Geschwindigkeitsüberschreitung außerorts um 41 km/h

Die Betroffene war Vielfahrerin und fuhr außerorts auf einer Umgehungsstraße, welche an der Ortschaft vorbeiführte. Sie übersah die beidseits aufgestellten Geschwindigkeitsbegrenzungsschilder auf 70 km/h. Sie wurde 125 m nach den Geschwindigkeitsschildern mit einer Geschwindigkeit von 115 km/h gemessen. Abzüglich einer Toleranz von 4 km/h betrug die Geschwindigkeit 111 km/h bei der Begrenzung auf 70 km/h durch Verkehrszeichen.

Damit hatte sie die Höchstgeschwindigkeit von 70 km/h um 41 km/h überschritten.

Augenblicksversagen angenommen

Das Oberlandesgericht Zweibrücken bestätigte ein Augenblicksversagen. Folgende Besonderheiten spielten bei der Annahme des Augenblicksversagens eine entscheidende Rolle:

  • Die Bundesstraße führte nicht durch den nahe gelegenen Ort, sondern an dem Ort vorbei.
  • Die Betroffene musste nicht damit rechnen, dass bei dieser Verkehrsführung eine Geschwindigkeitsreduzierung auf der Umgehungsstraße zwingend ist. Die Umgehungsstraße wurde nicht von anderen Straßen gekreuzt. Für Fußgänger war eine Unterführung vorhanden. Auch die Fußgängerunterführung führt nicht dazu, dass zwingend mit einer Geschwindigkeitsreduzierung zu rechnen ist.
  • Das Übersehen der Verkehrsschilder erfolgte nicht aufgrund grober Nachlässigkeit. Die Betroffene hat die auf einer Landstraße allgemein gültige Geschwindigkeit von 100 km/h nur um 11 km/h nach Abzug der Messtoleranz überschritten.
  • Bei der Betroffenen handelte es sich um eine Vielfahrerin und die Wahrscheinlichkeit sei höher, dass sie auch ohne die Annahme einer groben Nachlässigkeit oder Gleichgültigkeit gegenüber den Verkehrsregeln ein Verkehrszeichen übersieht.
  • Auch zwei Geschwindigkeitsüberschreitungen in den Vorjahren beurteilte das Gericht nicht als beharrliche Pflichtverletzung in Bezug auf den neuen Geschwindigkeitsverstoß, sondern als Grund der Vielfahrerei.
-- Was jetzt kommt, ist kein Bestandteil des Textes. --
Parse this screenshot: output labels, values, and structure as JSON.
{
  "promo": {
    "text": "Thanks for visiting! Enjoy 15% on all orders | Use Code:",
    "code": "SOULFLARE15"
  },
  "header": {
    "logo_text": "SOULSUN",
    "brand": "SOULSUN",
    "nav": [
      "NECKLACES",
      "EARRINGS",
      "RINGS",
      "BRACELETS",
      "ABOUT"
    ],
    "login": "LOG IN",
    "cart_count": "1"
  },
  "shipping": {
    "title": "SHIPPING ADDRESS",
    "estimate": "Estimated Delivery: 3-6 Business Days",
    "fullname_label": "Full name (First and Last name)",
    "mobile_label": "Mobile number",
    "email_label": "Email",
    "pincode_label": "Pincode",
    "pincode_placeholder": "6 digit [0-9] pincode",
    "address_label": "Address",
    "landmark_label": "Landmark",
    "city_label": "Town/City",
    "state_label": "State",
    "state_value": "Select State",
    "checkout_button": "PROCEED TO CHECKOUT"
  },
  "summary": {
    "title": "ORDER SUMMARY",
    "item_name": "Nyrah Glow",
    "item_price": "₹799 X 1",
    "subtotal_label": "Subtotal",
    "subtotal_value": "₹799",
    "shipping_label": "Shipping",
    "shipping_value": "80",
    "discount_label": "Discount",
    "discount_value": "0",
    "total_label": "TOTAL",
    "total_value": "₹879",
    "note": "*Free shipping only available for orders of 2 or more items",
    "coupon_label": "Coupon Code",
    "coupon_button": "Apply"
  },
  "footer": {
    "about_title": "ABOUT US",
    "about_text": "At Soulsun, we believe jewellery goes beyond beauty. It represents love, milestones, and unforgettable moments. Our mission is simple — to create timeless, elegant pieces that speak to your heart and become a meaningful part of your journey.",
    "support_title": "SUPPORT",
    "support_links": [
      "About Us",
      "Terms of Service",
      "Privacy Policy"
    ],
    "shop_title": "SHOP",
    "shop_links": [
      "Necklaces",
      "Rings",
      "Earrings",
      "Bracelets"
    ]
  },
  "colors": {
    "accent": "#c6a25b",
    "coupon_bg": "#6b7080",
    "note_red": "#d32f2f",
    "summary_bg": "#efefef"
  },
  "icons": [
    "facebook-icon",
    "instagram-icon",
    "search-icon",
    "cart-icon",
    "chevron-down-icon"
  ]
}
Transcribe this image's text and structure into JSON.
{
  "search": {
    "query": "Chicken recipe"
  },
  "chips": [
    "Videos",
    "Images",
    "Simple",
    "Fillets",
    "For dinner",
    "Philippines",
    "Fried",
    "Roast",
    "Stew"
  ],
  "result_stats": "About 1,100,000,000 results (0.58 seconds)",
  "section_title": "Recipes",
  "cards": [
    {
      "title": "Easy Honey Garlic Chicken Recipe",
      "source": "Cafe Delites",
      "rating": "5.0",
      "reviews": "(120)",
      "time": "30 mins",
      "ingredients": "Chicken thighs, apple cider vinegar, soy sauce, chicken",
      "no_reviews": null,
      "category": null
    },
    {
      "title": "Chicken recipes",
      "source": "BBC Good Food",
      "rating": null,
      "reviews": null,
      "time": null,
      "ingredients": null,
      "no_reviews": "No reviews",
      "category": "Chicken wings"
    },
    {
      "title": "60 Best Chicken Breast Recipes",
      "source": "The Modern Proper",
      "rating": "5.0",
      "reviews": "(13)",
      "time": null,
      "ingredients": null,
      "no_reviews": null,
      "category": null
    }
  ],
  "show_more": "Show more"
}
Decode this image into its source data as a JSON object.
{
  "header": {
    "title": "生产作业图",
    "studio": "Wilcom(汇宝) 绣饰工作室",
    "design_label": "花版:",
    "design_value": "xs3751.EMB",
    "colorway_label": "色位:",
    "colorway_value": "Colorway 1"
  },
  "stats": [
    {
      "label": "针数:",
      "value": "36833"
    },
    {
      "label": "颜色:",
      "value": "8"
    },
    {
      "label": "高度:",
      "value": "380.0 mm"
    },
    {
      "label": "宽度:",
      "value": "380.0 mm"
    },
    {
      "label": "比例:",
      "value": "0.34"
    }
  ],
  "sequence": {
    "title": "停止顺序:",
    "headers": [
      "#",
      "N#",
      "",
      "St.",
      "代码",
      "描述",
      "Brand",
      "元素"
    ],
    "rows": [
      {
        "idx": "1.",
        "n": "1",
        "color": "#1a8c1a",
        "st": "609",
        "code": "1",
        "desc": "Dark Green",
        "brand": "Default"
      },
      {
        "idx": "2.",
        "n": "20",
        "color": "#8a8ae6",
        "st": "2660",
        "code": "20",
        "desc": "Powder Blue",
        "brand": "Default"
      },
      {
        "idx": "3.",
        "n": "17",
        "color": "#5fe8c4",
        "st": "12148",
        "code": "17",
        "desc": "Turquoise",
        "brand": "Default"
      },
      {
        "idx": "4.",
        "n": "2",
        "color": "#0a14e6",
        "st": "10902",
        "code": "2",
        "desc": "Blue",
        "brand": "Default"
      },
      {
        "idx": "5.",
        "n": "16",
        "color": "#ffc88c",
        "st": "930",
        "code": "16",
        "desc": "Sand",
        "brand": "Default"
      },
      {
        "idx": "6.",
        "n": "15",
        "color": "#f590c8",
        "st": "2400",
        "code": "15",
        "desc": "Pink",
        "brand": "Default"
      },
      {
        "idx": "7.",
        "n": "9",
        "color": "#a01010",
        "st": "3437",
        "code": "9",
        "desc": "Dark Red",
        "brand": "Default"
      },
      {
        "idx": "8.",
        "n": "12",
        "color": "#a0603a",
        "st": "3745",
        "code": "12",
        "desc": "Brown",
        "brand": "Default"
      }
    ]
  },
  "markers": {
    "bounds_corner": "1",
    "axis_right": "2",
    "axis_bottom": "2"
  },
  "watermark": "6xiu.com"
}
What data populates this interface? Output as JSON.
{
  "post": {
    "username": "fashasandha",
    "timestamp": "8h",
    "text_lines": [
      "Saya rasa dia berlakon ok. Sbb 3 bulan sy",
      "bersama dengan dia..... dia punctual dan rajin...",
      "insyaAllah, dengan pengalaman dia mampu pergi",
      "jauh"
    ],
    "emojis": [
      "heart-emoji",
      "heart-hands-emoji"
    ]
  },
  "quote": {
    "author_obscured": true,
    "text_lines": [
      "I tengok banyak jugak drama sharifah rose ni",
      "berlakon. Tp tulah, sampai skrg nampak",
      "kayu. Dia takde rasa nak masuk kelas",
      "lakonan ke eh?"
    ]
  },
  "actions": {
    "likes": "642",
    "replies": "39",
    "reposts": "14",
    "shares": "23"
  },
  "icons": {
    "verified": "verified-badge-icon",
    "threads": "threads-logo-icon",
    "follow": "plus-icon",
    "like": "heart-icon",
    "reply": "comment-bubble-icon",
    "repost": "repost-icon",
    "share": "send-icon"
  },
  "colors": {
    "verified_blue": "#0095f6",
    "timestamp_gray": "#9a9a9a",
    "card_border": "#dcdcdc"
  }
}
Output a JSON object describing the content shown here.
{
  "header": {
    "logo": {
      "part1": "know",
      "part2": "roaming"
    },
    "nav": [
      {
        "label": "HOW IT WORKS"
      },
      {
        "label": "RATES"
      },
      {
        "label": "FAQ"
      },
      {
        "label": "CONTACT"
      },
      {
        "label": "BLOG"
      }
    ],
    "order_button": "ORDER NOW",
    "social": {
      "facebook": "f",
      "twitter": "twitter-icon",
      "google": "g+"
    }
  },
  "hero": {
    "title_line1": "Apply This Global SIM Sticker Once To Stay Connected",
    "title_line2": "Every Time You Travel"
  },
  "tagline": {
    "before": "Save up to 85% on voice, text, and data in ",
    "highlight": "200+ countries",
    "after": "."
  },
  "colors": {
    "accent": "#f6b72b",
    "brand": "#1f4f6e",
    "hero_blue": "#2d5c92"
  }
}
Keine beharrliche Pflichtverletzung

Das Oberlandesgericht Zweibrücken sah die Verdoppelung der Geldbuße von 160 EUR auf 320 EUR für nicht rechtmäßig an. Eine Verdopplung ist geboten bei Ordnungswidrigkeiten, die unter grober oder beharrlicher Verletzung der Pflichten eines Kraftfahrzeugführers begangen werden. Das Oberlandesgericht Zweibrücken war der Auffassung, dass die Betroffene ihre Pflichten als Kraftfahrzeugführerin zwar verletzt hat, es sich aber nicht um eine grobe Pflichtverletzung handelt. Daher war für die Verdoppelung der Geldbuße kein Raum.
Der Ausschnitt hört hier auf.